Visionaries and Inventors will always make the differences. Generations of professional students will follow them. They will write the text books, give lectures, and gain tenure at major universities. This body of research tends to remain static until new visionaries and inventors challenge these assumptions. When this happens the currently held beliefs will be changed to reflect, new information, new ideas and better methods. However; in a field already populated by a good deal of information, long tradition and deep thought this change does not come easily and the scholar students are themselves loath to relinquish the power a status quo gives them.
Walter Pall, a notable European master, has made a point of stating that he does not design bonsai, he designs trees. This seems a significant departure from what has come before in light of what we now know and the concepts we may have been taught. But wait; I believe that the first individuals to do bonsai had the same idea. When you think about it they could have had no other, there was nothing to imitate or use as a model.

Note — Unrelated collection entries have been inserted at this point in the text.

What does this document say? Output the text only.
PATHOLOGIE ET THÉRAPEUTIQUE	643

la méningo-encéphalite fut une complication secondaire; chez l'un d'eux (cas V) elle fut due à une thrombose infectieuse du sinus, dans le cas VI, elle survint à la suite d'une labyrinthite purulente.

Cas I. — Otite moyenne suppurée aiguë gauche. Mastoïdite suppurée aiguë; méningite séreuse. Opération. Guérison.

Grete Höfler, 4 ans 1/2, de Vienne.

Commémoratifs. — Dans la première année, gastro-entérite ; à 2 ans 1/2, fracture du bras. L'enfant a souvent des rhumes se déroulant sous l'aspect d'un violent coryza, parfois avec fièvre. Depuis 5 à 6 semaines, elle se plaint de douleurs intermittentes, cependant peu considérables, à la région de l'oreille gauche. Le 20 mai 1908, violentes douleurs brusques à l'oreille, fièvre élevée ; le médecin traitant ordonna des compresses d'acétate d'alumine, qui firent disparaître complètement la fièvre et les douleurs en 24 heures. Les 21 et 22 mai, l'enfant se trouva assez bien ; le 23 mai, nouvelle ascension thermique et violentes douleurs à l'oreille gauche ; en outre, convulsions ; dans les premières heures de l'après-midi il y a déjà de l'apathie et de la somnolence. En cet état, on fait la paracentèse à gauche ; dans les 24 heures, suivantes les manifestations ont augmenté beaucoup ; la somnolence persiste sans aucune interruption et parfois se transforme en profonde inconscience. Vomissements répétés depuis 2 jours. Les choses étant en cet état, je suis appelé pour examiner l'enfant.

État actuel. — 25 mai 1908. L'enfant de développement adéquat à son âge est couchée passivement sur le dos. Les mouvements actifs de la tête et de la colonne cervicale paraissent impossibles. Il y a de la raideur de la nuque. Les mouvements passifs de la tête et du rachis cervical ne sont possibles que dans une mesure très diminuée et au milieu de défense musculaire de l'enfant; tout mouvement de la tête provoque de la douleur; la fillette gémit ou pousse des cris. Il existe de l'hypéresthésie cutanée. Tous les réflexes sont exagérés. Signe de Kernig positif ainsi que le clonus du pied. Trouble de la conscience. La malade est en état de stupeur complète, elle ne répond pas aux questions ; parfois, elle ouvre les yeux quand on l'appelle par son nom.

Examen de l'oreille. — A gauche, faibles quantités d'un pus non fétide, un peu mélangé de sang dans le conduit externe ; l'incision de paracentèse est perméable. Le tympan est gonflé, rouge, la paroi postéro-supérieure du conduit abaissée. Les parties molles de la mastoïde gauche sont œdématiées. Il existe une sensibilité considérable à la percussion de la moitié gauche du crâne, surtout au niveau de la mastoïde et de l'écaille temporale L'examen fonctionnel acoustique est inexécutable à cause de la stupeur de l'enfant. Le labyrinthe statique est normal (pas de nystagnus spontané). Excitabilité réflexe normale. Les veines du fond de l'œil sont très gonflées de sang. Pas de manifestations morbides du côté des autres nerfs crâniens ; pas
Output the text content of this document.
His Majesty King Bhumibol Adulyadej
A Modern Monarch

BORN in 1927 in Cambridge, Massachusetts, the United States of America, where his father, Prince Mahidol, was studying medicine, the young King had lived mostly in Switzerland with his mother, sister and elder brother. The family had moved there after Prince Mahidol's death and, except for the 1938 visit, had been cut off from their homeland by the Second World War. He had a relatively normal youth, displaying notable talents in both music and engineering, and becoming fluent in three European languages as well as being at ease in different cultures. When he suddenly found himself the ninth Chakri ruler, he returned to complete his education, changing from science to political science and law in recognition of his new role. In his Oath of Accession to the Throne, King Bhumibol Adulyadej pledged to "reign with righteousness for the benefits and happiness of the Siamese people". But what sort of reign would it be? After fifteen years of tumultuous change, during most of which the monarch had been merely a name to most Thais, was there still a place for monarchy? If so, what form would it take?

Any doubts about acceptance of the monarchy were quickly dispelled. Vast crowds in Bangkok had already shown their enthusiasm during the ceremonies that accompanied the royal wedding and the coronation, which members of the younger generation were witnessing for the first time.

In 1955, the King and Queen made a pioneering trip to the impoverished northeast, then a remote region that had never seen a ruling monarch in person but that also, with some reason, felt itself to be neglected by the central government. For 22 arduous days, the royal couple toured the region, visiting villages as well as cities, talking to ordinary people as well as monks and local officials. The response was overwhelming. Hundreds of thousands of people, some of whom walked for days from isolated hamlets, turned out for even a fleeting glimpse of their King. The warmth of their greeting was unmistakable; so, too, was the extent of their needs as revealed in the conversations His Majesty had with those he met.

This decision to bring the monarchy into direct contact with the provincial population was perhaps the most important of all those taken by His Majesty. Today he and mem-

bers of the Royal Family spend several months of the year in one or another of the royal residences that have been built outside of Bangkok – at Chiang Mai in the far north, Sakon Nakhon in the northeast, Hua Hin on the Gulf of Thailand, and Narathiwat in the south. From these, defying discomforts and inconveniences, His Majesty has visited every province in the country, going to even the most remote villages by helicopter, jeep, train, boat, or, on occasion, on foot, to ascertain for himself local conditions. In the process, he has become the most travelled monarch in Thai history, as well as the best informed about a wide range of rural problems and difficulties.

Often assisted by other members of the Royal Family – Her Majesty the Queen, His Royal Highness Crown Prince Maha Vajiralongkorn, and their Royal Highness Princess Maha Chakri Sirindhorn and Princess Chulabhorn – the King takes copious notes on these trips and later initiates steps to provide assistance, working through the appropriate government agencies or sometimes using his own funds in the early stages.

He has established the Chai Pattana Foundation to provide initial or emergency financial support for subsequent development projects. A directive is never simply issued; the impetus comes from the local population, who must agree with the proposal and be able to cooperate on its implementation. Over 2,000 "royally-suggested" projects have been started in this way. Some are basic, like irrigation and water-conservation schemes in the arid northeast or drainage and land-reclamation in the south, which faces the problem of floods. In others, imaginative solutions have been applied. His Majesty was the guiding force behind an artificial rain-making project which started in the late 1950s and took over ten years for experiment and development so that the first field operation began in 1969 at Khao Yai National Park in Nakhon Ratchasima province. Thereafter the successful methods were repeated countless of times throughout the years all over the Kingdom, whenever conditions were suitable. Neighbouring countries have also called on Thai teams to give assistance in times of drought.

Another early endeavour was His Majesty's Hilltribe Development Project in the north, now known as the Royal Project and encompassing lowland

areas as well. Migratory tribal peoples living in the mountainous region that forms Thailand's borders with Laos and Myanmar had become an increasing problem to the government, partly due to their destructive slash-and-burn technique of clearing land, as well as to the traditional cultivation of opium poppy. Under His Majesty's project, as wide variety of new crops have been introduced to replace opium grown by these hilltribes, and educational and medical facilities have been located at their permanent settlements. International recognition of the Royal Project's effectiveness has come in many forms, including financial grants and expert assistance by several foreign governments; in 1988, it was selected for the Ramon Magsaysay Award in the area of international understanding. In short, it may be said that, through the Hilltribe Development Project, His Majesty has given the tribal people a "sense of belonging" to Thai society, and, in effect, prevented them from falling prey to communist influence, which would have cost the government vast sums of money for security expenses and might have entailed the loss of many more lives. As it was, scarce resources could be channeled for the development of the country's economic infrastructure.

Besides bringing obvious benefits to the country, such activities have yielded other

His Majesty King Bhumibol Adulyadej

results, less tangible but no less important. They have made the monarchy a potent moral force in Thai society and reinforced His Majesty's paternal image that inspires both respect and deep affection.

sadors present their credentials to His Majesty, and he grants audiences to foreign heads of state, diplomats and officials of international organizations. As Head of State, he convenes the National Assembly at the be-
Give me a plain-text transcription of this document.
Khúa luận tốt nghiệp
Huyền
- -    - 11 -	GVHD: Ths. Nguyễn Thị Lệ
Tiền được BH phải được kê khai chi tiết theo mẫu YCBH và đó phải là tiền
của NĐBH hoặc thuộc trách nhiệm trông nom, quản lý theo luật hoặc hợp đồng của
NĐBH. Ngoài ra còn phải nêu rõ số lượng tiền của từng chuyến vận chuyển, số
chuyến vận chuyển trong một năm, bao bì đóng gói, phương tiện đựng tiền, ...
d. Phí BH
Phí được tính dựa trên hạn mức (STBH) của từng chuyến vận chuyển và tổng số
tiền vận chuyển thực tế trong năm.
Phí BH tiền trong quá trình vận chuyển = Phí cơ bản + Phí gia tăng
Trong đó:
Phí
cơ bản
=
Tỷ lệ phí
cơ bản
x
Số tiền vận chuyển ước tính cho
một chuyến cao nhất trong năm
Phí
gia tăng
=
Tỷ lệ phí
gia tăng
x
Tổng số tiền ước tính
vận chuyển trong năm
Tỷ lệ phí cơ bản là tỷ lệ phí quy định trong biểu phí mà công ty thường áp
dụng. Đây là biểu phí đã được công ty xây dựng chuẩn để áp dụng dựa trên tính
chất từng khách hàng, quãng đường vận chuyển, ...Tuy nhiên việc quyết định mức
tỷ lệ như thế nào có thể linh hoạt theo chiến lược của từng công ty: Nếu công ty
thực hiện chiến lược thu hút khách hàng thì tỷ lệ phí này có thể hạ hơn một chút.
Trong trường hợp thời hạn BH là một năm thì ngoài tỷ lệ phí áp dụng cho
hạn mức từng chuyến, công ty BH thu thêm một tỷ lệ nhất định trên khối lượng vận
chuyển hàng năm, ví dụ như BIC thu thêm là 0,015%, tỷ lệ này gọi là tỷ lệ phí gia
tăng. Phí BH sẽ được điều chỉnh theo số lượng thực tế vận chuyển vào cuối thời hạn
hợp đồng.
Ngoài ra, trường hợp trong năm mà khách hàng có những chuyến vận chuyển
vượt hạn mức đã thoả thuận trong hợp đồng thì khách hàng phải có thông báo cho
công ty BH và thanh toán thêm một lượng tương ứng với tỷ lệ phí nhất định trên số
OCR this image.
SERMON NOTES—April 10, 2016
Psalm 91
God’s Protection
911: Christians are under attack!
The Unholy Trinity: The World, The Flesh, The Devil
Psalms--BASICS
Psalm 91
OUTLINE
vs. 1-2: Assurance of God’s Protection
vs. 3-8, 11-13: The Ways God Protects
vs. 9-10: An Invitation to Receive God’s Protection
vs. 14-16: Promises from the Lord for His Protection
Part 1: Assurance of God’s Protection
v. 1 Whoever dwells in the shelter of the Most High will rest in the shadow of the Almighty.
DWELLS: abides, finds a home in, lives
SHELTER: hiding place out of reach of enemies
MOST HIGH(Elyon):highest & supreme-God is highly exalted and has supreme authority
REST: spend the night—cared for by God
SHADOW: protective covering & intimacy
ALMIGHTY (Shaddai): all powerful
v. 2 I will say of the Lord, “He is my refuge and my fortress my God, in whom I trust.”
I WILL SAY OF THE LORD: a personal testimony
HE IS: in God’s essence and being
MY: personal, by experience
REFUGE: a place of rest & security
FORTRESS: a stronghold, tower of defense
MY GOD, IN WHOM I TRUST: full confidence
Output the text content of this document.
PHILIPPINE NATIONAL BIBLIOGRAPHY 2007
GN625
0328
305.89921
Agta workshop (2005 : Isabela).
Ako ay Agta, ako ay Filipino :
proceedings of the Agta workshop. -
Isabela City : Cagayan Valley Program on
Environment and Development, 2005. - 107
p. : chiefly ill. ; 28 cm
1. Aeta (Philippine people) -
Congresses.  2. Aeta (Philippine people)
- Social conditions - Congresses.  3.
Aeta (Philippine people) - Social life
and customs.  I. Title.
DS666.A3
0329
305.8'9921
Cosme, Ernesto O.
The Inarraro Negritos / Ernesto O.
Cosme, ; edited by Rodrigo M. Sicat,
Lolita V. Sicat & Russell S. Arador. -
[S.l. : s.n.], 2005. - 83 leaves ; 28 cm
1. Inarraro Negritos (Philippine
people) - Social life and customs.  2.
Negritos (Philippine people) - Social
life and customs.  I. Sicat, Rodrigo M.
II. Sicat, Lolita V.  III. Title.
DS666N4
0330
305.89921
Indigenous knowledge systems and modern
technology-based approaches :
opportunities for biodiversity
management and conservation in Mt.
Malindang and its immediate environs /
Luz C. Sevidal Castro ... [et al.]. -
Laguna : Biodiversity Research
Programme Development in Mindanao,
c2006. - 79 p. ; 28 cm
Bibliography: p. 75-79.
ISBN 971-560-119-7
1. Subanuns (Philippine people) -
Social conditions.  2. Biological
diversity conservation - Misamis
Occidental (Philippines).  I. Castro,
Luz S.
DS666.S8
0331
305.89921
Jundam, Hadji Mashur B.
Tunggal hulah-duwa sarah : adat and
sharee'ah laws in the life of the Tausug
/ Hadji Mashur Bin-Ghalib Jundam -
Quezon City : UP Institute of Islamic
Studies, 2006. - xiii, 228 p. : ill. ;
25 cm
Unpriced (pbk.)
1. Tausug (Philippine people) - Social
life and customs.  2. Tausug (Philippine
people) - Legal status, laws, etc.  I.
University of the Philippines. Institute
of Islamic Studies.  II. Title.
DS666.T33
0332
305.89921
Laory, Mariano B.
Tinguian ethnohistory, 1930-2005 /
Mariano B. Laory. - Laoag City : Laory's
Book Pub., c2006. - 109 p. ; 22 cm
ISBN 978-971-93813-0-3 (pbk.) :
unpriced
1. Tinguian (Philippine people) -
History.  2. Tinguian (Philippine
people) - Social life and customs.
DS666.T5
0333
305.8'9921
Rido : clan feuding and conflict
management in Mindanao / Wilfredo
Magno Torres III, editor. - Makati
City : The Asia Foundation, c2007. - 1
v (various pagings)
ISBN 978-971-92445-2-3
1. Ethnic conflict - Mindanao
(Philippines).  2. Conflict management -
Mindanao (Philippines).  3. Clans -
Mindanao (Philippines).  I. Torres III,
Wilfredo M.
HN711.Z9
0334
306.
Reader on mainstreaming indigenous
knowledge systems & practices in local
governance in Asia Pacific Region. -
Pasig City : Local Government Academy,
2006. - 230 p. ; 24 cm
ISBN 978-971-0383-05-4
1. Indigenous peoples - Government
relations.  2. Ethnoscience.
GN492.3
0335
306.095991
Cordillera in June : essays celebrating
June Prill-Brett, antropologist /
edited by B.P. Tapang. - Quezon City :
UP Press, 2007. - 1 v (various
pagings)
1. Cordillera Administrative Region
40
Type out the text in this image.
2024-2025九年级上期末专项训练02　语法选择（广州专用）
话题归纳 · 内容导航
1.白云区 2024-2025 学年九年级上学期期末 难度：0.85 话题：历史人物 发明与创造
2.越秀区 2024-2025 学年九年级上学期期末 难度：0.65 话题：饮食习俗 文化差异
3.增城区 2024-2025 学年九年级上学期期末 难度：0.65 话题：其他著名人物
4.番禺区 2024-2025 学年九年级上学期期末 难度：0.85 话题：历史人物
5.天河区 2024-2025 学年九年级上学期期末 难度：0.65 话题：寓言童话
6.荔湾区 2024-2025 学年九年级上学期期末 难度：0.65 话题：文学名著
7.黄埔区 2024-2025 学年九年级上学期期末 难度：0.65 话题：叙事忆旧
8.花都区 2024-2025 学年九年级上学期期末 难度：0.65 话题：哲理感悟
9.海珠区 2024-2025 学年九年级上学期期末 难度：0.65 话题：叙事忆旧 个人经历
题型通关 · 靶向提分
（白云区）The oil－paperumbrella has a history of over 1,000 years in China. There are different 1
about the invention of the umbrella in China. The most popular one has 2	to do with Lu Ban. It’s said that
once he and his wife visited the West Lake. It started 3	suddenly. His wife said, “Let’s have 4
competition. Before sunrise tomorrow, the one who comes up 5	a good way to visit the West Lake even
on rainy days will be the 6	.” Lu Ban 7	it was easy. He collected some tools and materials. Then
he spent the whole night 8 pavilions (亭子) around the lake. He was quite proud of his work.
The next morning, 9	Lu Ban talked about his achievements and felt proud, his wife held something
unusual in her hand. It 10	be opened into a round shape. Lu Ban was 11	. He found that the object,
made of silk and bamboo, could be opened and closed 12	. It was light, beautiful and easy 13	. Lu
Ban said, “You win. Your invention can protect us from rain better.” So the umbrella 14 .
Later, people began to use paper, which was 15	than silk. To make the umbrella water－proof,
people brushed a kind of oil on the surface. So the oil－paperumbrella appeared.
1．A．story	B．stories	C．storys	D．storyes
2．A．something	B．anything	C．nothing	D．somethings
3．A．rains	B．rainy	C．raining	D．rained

Rules reflect a path way through the past that tends to go in one direction until something of significance comes along. That something must be worth following, something which departs from the original path or even disproves it altogether. One of the rules we learned in High School Science was that an object in motion tends to stay in motion until acted upon by an outside force. Not only is this an accepted physical law, it also defines what is happening in bonsai. At this point it may be interesting to suggest that the rules are a myth, a popular and mutually agreed to list of generalities, specifics and principles that seem to make things work---for now. The gnawing question remains; for how long?
The short story: The rules are nothing more than a studied description of the successes of previous generations reinforced and often defended by an erroneous assumption that things cannot get any better than this. In other words: We know every thing knowable, we see everything seeable, and we can do every thing doable. When there is such a body of information available to the student of bonsai it is foolish to think that you can ignore all that has preceded you and hope for success. Those who depart from the path are of two sorts: Those with a real vision and those who despise conformity. Those with real vision will become the Walter Palls, and Masahiko Kimuras, those who despise conformity will not be remembered---but they might have more fun.
I would leave this subject with two questions: If you are against the rules but you refuse to know them---how can you be against that which you do not understand? If you understand that the rules are the cumulative knowledge of experience from past masters how can you resist those who desire to go beyond current accepted practice and advance the art? They will be judged by their own work and place in history--- if any.